“Okay, darling. I’ll let you sleep now.”
“Thank you so much. I feel so much better after telling you both about everything.”
“I’m glad to hear that. I wish you’d told me sooner, so I could have done more about it. But that was your decision to make. I’m just sorry I wasn’t around then to figure it out.” He gives me a nod and another sad little smile before leaving the room and closing the door behind him.
I’m planning out the art exhibit in my head when I lay down on the bed. I was right, it’s made of clouds. I’m asleep almost instantly. Even the excitement of finding a passion for art photography again not enough to keep the exhaustion at bay.
I wake up a little while later to the sounds of yelling. It sounds like I’m hearing one side of an argument. Either the other person is speaking softly, or this a phone argument. I have a niggling suspicion that this is something I need to hear, so I roll out of bed and tiptoe to the door, opening it just a crack.
“I don’t care what our arrangement was back then. There’s nothing you can hold over me now, anyway.”
It’s Uncle Patrick. He sounds almost as mad at Uncle Silas was earlier. Who’s he talking to, though?
I open the door a little further, trying to make out another voice.
“I’m not keeping this secret any longer.” Still Uncle Patrick.
“Tell her we’re saying something today.” That’s Uncle Silas. So whoever Uncle Patrick is having an argument with is on the phone. And it’s a woman.
“She worries about her reputation,” Uncle Patrick says. “She thinks people will look down on her.”
“As they should,” Uncle Silas yells, probably so the woman on the phone can hear him. “They should fucking look down on, you bit—”
“Shhh, you’ll wake up Becca.”
Too late. I’m already awake and I’m so damn curious I’m about to army crawl out there on my belly so I can eavesdrop better.
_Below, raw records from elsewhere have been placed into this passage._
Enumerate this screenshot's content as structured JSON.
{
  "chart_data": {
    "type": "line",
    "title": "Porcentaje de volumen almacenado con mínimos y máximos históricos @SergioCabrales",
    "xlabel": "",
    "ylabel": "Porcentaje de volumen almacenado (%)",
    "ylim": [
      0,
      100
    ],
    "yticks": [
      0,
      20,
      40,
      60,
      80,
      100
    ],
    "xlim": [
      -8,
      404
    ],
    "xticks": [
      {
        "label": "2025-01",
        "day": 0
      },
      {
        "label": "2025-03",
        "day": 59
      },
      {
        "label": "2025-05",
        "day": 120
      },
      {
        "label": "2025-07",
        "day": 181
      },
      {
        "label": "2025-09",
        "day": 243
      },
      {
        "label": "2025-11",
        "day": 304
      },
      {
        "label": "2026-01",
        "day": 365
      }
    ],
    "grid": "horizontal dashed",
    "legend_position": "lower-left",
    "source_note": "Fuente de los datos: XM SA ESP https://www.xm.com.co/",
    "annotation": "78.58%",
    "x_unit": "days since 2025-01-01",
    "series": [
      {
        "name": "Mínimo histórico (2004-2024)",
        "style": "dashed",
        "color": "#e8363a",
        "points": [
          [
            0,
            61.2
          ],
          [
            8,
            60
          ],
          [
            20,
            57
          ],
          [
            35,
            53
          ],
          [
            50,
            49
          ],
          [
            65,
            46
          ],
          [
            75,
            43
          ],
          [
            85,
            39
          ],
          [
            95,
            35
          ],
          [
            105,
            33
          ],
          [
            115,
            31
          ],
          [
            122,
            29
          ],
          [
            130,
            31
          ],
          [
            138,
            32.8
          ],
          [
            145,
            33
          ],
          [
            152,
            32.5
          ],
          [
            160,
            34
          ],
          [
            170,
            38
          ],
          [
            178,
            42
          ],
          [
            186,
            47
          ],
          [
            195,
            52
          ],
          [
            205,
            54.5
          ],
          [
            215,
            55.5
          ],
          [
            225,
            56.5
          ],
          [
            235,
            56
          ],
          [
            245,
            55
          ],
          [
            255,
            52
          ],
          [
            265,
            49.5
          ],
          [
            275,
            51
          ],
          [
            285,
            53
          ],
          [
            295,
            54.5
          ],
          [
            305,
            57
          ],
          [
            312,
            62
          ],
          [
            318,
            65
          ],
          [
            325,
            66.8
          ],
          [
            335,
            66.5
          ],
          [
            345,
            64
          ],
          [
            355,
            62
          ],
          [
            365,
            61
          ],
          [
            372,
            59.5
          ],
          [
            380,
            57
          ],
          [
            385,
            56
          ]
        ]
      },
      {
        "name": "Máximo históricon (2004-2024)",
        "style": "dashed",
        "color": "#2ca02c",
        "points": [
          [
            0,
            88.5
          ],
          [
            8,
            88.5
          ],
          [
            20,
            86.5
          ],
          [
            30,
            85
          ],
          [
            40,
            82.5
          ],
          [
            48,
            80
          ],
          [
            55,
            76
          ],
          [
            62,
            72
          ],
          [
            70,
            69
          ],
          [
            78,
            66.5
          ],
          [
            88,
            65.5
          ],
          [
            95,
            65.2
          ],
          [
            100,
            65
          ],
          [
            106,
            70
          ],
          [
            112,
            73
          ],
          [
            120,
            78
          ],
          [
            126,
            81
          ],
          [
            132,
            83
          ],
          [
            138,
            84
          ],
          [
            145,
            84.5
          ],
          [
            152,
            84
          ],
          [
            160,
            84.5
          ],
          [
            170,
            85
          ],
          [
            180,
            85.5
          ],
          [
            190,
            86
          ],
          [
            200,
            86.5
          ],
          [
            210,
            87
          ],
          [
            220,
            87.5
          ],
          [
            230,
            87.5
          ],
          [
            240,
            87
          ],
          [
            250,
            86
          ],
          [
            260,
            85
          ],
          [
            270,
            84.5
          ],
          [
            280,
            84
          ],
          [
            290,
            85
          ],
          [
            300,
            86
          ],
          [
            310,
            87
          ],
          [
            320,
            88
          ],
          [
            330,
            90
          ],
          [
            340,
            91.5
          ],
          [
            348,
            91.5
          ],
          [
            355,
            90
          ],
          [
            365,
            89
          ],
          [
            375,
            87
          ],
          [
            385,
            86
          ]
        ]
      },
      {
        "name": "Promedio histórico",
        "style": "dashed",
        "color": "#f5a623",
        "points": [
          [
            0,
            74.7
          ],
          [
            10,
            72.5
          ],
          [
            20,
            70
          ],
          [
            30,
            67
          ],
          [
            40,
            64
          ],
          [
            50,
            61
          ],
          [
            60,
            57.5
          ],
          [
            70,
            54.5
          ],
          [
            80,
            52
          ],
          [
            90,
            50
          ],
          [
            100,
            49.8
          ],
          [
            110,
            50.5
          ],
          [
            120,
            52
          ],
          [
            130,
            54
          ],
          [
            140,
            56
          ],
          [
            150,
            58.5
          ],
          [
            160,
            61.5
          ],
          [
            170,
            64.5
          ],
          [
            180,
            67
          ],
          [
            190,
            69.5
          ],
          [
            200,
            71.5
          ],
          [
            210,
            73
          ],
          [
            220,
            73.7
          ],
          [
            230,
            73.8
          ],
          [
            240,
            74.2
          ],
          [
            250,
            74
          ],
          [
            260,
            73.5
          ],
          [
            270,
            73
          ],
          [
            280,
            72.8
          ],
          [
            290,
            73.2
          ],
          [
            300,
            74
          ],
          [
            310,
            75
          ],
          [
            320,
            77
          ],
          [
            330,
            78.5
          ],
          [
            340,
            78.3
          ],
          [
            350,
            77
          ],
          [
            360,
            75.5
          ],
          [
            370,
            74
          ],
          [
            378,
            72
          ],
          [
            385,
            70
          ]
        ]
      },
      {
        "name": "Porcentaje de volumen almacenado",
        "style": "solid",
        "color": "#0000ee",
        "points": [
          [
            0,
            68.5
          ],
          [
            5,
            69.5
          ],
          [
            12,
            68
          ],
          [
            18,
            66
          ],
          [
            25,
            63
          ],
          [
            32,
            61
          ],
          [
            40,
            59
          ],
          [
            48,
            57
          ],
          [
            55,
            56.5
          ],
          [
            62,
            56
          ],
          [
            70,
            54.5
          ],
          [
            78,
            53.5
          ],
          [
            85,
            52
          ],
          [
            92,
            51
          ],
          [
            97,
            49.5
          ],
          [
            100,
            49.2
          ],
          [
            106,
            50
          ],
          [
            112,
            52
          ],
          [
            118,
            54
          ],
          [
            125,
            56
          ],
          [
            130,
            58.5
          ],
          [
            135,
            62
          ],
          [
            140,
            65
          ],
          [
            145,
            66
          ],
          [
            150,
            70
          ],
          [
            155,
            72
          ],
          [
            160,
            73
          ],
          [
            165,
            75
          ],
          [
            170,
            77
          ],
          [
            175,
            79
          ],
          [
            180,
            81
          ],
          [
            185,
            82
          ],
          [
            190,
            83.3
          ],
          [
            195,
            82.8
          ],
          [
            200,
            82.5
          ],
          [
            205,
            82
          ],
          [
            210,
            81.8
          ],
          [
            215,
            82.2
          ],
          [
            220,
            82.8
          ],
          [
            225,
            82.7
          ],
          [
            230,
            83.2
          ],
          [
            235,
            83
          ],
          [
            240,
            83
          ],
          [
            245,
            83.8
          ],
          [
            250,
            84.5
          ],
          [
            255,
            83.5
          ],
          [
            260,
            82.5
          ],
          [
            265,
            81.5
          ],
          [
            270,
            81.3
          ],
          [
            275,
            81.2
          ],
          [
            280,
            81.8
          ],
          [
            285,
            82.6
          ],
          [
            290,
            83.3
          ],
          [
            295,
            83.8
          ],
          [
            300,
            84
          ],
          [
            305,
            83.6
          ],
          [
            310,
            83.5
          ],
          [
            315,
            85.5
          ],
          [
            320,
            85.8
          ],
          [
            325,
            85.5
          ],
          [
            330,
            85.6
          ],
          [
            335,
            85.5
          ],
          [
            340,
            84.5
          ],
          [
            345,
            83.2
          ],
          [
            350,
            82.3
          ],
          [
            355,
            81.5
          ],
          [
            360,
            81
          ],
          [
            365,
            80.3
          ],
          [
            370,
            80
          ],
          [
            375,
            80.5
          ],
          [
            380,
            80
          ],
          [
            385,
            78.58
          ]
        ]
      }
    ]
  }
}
I know I shouldn’t be listening in on something that has nothing to do with me, but I can’t help it. There’s just this… feeling telling me I need to hear this. I don’t know what it is, but the only other time my intuition spoke to me this strongly it was about Johnny. And maybe that didn’t turn out exactly as I finally let myself hope, but it did bring about a positive change in me. So I consider it a win. A painful, heartbreaking win, but still a win.
“Listen here, you cold-hearted bitch. If I’d known what kind of person you actually were, I’d have taken her long ago. I’m sure the fact that I had to find her purely by accident would have benefited me in family court.”
Nope, I can’t take it anymore. I need to get closer. I open the door and drop down to the floor, slithering on belly as silently as a snake down to the end of the hallway. I’m still hidden here, unless they come around the corner, but I should be okay.
“You think you’ve had a rough time of it? Imagine you’re me. Imagine your bitch of an ex-wife takes your baby and moves to an undisclosed location and you don’t find her until she’s an adult. Imagine you’ve already taken a job in a different city when find her. Now imagine it’s fifteen years later and you find out that mother has been an abusive cunt all this time.”
I… what? I suddenly feel nauseated.
“I don’t care. I should have told her when I figured it out. She might hate me when she finds out, but she deserves to know the truth. I’ll be begging her for forgiveness, and I suggest you do the same, Rebecca. From Becca, and from whatever gods you believe in, because the way you’ve treated our daughter is horrible. Goodbye, and fuck you.”
A sob follows the sound of crunching metal and smashing glass. A sob so loud it nearly breaks my heart. It doesn’t, because my heart is currently jumping out of my chest, but it comes damn close. I roll onto my back and stare at the ceiling, trying to figure out how I feel about this.
Uncle Patrick is my dad?
What?
“You might as well come out here and join us, Becca. We have some things to talk about. It’s time for a long overdue conversation.” Uncle Silas is standing at my head, looking down at me. Should I call him Dad? Should I call my father, Uncle Patrick, Dad?
I get to my feet and follow Uncle Silas to the living room, where Uncle Patrick is sitting on the couch, crying his eyes out. And even though I should be mad that he knew and didn’t tell me, that they’ve both hidden this from me for years, I go to him.
I sit next to the man I now know is my father. The man who didn’t abandon me because he couldn’t deal with my scars. The man who’s loved me from a distance all these years. I sit next to him, and I rest my head on his shoulder, and I cry with him.